Elles absorbent 52,79% des ressources propres du budget de l'Etat en 2021 contre 52,50% en 2020. Rapporté aux recettes fiscales, cette masse salariale représente 59,95% en 2021 alors qu'elle était de 60,99% en 2020.

Il est également prévu 856,725 milliards de F CFA pour les dépenses d'investissements exécutés par l'Etat contre 797 978 milliards de F CFA en 2020, soit une hausse de 58,746 milliards de F CFA. 24,469 milliards de F CFA seront mis de côté en 2021 pour l'épargne contre 2,495 milliards de F CFA en 2020, soit une amélioration de 21,974 milliards de F CFA.

Le déficit budgétaire s'élève à 540 800 milliards de FCFA en 2021 contre 474,965 milliards de F CFA en 2020 et sera financé à partir des annonces d'appuis budgétaires et des emprunts obligataires.

On note aussi une augmentation du budget affecté à la défense et à la sécurité qui est passée de 12,49% en 2016 à 20,22% en 2021.
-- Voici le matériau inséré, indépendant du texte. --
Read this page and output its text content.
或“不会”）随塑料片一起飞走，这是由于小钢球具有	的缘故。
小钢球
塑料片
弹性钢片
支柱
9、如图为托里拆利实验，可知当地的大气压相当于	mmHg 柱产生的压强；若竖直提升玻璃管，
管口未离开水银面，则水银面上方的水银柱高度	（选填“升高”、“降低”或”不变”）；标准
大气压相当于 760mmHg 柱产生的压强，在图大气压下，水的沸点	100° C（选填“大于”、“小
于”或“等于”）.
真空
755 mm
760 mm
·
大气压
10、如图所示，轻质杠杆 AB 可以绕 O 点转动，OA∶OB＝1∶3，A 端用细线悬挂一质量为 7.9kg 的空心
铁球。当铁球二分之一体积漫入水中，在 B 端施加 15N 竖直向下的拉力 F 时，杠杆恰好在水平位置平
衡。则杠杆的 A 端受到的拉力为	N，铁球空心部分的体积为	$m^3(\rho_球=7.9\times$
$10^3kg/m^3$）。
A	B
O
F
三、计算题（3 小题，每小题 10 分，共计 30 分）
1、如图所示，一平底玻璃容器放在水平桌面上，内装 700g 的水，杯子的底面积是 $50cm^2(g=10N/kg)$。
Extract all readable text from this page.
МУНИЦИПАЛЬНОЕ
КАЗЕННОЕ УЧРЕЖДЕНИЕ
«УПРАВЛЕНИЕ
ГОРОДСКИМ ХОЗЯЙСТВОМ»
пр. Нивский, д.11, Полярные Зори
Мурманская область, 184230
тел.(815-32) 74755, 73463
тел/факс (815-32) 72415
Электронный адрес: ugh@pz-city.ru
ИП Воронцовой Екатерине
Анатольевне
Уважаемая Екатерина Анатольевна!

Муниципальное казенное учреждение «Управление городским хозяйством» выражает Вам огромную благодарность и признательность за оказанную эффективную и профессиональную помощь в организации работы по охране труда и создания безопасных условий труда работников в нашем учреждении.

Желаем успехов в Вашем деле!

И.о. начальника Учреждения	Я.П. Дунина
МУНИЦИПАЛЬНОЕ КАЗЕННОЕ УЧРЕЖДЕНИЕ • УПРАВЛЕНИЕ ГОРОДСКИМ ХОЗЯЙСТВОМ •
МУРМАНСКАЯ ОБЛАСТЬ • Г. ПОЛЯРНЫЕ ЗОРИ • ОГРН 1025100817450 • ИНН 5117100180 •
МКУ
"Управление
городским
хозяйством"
123,904 milliards de FCFA pour le secteur du développement rural

Le secteur de la santé aussi bénéficie de 13,52% des prévisions budgétaires en 2021, ce qui représente 266,080 milliards de F CFA.

Cette allocation servira à financer, entre autres, les produits, appareils et matériels médicaux, les services ambulatoires, hospitaliers et de santé publique.

Le secteur de l'enseignement qui comprend le préscolaire, le primaire, le secondaire, le supérieur, la recherche scientifique, la formation professionnelle et technique, bénéficiera d'un financement de 588,851 milliards de F CFA soit 29,92% des prévisions budgétaires de 2021.

Le secteur du développement rural, composé des ministères en charge de l'agriculture, des ressources animales, de l'environnement et de l'eau et assainissement, bénéficie d'une allocation budgétaire de 123,904 milliards de F CFA, soit 6,30% des prévisions budgétaires totales.

Telle est la structure du budget qui a convaincu certains groupes parlementaires à donner leur quitus pour ce budget que certains ont jugé assez cohérent. Il s'agit de celui du Mouvement du peuple pour le progrès, du groupe parlementaire Burkindlim, du renouveau démocratique (NDLR : dissident UPC).

Par contre, ceux du Congrès pour la démocratie et le progrès (CDP) et de l'Union pour le progrès et le changement ont voté abstention. Pour eux, ce budget est peu réaliste et ne prend pas en compte les aspirations.

Signalons que le mandat de Souleymane Sam a été validé par le président de l'Assemblée nationale, Alassane Bala Sakandé. Il remplace ainsi Alexandre Sankara, démissionnaire de l'Union pour la renaissance parti Sankariste (UNIR/PS).